Baca berita dengan sedikit iklan, klik di sini
RASANYA sila pertama kita dalam bernegara belum berubah menjadi "Keuangan yang Mahakuasa". Tapi, dalam kenyataannya, terlalu banyak urusan di negeri ini yang diselesaikan dengan menyetor—atau menilap—uang. Dari perebutan proyek pembangunan, penyelesaian masalah pajak, pemilihan kepala daerah, hingga pemilihan anggota Dewan Perwakilan Rakyat.
Kekuasaan uang itu membuat tumpul akal sehat. Banyak politikus, misalnya, menyebut inisiatif partai baru Nasional Demokrat yang menawarkan uang miliaran rupiah kepada calon legislator mereka sebagai langkah cerdas dan strategis untuk mendulang suara. Komentar ini menggelikan. Sebagai wakil rakyat, mereka semestinya tahu tawaran itu tak antun.
Tawaran itu menunjukkan betapa partai politik kita masih dikelola dengan cara tak sehat, yang mengagulkan politik uang untuk meraup suara rakyat. Penghargaan terhadap ide, kerja keras, kemampuan, pengalaman, dan profesionalitas sang calon tak lagi punya tempat. Semuanya berubah dengan alat ukur baru: uang—sesuatu yang merusak nilai-nilai demokrasi.
Secara terang-terangan, partai itu menyatakan akan membandari setiap calon anggota legislatif mereka Rp 5-10 miliar dalam Pemilihan Umum 2014. Mereka berdalih, selama ini setiap calon harus merogoh kocek sendiri untuk berkampanye. Sang calon juga harus menyetor uang ke partai.
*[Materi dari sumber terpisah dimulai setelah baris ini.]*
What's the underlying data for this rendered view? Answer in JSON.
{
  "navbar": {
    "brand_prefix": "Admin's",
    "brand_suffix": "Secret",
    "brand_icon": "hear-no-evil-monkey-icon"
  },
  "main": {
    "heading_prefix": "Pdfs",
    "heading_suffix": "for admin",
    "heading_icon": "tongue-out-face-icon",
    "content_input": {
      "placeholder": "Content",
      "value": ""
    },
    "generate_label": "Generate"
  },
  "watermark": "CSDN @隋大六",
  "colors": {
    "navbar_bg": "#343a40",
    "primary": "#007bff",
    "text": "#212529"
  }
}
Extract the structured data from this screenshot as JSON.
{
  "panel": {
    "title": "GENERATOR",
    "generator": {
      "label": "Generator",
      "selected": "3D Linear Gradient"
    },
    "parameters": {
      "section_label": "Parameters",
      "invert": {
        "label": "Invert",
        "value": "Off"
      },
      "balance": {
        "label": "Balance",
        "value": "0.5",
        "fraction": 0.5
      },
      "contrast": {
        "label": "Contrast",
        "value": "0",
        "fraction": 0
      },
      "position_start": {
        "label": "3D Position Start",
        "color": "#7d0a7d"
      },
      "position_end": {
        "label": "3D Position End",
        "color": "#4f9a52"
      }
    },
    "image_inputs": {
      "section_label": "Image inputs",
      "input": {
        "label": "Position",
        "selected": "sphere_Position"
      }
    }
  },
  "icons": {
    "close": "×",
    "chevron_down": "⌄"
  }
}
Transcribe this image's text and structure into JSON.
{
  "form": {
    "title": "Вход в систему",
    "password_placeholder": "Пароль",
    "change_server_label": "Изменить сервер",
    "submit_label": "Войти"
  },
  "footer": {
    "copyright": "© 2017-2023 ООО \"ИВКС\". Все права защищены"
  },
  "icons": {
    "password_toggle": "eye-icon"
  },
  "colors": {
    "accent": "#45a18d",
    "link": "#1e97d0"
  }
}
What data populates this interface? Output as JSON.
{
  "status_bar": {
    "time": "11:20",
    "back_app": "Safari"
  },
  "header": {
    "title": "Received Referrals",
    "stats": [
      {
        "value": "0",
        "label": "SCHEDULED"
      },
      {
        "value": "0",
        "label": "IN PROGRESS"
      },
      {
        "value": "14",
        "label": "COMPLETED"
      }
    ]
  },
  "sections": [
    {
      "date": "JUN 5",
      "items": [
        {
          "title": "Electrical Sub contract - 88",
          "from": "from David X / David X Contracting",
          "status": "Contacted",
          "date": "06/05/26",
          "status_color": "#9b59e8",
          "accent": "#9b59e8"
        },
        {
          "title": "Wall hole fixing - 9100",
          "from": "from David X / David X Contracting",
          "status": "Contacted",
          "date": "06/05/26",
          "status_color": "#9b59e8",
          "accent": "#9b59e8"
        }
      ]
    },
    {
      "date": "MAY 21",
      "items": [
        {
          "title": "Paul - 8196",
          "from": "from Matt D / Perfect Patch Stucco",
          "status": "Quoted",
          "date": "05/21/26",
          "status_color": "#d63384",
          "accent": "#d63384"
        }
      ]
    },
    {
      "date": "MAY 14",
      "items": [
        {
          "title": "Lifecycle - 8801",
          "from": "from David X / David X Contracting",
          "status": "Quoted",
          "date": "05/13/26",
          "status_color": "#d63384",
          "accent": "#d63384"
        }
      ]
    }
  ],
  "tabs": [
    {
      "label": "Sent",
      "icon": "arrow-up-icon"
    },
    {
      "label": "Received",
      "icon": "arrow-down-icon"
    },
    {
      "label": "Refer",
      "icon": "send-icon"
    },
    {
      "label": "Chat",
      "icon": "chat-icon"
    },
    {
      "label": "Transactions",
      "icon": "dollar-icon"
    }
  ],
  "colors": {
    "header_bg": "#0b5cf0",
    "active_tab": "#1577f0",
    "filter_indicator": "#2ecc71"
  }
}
Inilah yang, menurut mereka, membuat anggota Dewan terpilih ramai-ramai melakukan korupsi untuk mengganti uang yang telah mereka keluarkan.
Sebetulnya salah besar jika Nasional Demokrat menganggap pemberian modal kampanye kepada calon legislator itu akan menekan politik transaksional. Tak ada jaminan calon yang telah mendapat modal tak akan melakukan korupsi ketika terpilih. Mereka justru menyimpan beban mengembalikan modal yang telah mereka nikmati.
Pemberian uang yang tak sedikit itu tentu bukan hal yang gratis. Jika ada lebih dari 100 daerah pemilihan dengan tiap daerah ada tiga calon anggota legislatif yang dibiayai, bisa dihitung uang yang harus dikeluarkan mencapai Rp 1,5-3 triliun. Tak masuk akal mereka yang meminjamkan modalnya tak menagih keuntungan yang lebih besar di kemudian hari.
Patut dipertanyakan pula asal-usul dana itu. Pasal 131 dan 133 Undang-Undang Pemilu yang diketuk pada 12 April lalu menyatakan batas maksimal sumbangan perseorangan untuk calon anggota Dewan sebesar Rp 1 miliar. Sedangkan sumbangan perusahaan dipatok Rp 7,5 miliar. Kejelasan asal-muasal itu sangat penting. Begitu pula dengan nilai Rp 5-10 miliar, yang harus dipastikan apakah melanggar undang-undang yang sudah ditetapkan.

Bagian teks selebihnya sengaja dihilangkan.